Kilts, tartan, shortbread, whisky and bagpipes are among some of the things that make up the stereotype of Scotland.
They can also be found in large quantities and in various combinations in tourist gift shops across the country.
Haggis falls among these objects that many consider intrinsically linked with Scotland.
But the sausage-like food, stuffed with a mixture of sheep offal, onion, oatmeal, suet and spices, was not always thought of as distinctly Scottish.
Joy Fraser, adjunct professor in the department of folklore at Memorial University in Canada, has co-authored research about the cultural significance of the Scottish national dish and what it says about the relationship between Scotland and England.
“There was definitely a dish called haggis or haggis pudding that was known in England since at least the 13th century”, she told STV News.
“There was nothing seen as particularly Scottish about it.”
In the 1600s, recipes for haggis begin to appear and show that it was a luxurious dish, Dr Fraser said.
“In the 1700s, it’s pretty clear that it’s wealthy households in Scotland that are mostly eating this dish”
Dr Joy Fraser
“There were quite expensive ingredients like spices in the dish as well.

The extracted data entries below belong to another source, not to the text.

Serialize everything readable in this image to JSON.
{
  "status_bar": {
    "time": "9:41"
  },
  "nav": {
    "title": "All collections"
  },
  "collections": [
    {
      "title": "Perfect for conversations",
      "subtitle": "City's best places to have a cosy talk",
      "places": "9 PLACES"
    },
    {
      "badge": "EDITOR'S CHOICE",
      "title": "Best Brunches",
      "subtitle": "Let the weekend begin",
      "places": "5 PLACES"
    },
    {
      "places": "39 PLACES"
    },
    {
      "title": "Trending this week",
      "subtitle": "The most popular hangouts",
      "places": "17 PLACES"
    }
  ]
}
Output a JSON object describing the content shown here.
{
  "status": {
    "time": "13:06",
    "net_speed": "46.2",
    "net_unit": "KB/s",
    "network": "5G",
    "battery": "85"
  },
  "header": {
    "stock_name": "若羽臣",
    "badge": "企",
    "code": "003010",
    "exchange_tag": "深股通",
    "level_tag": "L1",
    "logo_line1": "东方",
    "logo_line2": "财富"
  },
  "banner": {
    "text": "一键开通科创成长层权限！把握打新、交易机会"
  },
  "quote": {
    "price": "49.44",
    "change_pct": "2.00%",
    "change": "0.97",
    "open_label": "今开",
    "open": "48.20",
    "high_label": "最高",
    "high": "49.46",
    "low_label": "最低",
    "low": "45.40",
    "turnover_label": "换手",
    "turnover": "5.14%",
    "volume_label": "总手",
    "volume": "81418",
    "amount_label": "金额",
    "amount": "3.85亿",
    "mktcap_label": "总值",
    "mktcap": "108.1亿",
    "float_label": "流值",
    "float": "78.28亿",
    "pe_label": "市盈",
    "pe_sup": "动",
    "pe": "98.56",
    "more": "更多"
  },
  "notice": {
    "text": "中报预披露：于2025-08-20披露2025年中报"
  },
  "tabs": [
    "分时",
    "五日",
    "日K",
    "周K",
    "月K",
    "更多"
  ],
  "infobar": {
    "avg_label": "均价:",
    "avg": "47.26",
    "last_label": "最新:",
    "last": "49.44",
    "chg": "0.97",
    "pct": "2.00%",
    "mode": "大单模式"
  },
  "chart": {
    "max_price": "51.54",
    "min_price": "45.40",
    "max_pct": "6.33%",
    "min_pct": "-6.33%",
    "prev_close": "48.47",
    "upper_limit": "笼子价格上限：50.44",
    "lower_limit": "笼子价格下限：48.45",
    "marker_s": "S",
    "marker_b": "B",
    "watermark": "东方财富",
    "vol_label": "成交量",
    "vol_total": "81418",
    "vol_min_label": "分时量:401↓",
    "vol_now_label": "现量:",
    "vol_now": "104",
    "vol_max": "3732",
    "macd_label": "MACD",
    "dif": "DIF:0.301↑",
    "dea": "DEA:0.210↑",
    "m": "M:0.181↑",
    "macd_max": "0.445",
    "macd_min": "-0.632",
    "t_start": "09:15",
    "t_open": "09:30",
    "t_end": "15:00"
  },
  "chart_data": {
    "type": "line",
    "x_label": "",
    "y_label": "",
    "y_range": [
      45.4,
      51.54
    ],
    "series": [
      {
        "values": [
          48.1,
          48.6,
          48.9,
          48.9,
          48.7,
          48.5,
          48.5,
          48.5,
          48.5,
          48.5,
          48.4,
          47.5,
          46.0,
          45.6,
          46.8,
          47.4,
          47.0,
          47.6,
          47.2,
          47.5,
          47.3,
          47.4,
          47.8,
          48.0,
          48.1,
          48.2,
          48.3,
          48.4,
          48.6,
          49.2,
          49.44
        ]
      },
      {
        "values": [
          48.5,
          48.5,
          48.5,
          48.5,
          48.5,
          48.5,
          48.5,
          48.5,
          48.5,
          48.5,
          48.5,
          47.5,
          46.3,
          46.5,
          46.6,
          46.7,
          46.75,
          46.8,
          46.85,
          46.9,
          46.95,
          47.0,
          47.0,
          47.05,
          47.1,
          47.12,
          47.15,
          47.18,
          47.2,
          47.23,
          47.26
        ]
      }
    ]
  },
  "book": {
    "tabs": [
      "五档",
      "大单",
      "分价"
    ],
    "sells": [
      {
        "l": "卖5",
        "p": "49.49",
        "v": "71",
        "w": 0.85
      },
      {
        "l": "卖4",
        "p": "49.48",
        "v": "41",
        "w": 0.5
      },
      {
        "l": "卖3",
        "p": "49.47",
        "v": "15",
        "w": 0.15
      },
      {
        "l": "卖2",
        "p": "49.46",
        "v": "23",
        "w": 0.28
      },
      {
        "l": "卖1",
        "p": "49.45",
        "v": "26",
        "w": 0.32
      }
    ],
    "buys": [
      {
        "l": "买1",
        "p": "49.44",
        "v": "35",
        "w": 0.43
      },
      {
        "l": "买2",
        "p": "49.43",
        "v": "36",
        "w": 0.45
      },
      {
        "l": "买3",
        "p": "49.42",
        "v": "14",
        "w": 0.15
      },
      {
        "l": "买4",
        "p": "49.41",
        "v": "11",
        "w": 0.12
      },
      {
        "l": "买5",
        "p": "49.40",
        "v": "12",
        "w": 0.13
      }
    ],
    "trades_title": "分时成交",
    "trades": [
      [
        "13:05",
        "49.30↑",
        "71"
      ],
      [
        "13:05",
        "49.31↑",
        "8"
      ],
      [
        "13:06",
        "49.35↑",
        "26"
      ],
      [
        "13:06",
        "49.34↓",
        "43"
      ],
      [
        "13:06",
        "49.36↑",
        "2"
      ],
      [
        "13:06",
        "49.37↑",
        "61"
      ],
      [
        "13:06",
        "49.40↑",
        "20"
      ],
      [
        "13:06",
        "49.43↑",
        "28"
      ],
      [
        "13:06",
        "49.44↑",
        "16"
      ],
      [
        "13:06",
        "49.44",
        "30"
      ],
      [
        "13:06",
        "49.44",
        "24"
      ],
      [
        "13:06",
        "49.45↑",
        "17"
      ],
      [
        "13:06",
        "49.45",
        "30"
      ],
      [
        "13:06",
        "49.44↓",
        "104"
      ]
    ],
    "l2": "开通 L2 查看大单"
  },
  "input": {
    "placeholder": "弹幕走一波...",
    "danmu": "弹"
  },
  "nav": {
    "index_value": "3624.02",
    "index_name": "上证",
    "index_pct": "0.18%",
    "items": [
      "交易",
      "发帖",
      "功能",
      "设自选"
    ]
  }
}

So it was pretty much a delicacy at the time.”
There was not such a strong distinction between savoury and sweet meaning many recipes called for cream, eggs, sugar, rosewater, dates and currants to create something more akin to a pudding.
“In the 1700s, it’s pretty clear that it’s wealthy households in Scotland that are mostly eating this dish, but then you’ve got increasing tensions between the Scots and then English in the wake of the Union of Parliaments”, Dr Fraser explained.
The formation of the union is followed by the Jacobite rising in 1745. Anti-Scottish sentiment flared up south of the border at the same time as Scots moved to London and take up influential positions in the British state.
“There’s a lot more contact between Scotland and England that means that Scots become familiar enough to caricature.”
It is around this time that haggis becomes part of a cluster of stereotypes contributing to ideas and attitudes about Scots and what it means to be Scottish.
“There’s the figure of the beggarly Scot who appears in a lot of English satire during this period,” Dr Fraser said.
Cartoons depicted Scots in poverty and squalor building an image that presents haggis as a food “not really fit for human consumption”.
In reality, it remained a dish consumed on special occasions rather than a staple of the everyday lower classes – the ingredients were not cheap and it was complicated to prepare.
Then, in 1787, Robert Burns published his Address To a Haggis, changing how Scots viewed the food completely.
“Burns is kind of overturning that negative pejorative stereotype that had been constructed within English popular culture,” Dr Fraser said.
In the poem, the bard creates an idealised image of Scottish rural life with the rustic lead returning home to his little cottage from a day of work in the field to a humble yet hearty meal of haggis with his family.
“This becomes part of this whole sort of idealised image of the Scots as kind of resourceful, resilient and independent”
Dr Joy Fraser
Dr Fraser explains how Burns incredibly popular mock-heroic poem elevated haggis as a symbol of Scottish national identity.
The following years saw the haggis appear in several other poems throughout the 19th century and into the 20th century – with popular poets borrowing Burns’ language and imagery.
“Burns, inadvertently or not, created this image of haggis as being a typical Scottish peasant food,” Dr Fraser said.
“A poverty food, but a very different kind of poverty – it’s a nutritionally and morally robust kind of poverty food.
“And this becomes part of this whole sort of idealised image of the Scots as kind of resourceful, resilient and independent.”
Food writers then took up the idea of haggis as a traditional Scottish dish.
F Marian McNeill, in her book The Scots Kitchen, published in 1929, describes the haggis as “a testimony to the national gift of making the most of small means”.
So haggis, with its origins as a luxurious delicacy, becomes thought of as the embodiment of not letting anything go to waste.
After Burns died in 1796, a group of friends got together to celebrate his life and this was followed by “Burns Clubs” popping up in various places.
A tradition was formed and on Burns’ birthday, January 25, societies, clubs and groups of friends hold Burns Suppers across the world with a haggis as the centrepiece.
“These days it’s very much sort of reentered the realm of the every day for Scottish people where it is not really just a special occasion dish,” said Dr Fraser.
“You can just get it in the supermarket and there are all these different sorts of products,” – like your battered haggis, haggis pizza, and haggis pakora.
Dr Fraser’s paper, co-authored with Christine Knight, called Signifying Poverty, Class, and Nation through Scottish Foods: From Haggis to Deep-Fried Mars Bars, is featured in a recently published book The Emergence of National Food: The Dynamics of Food and Nationalism.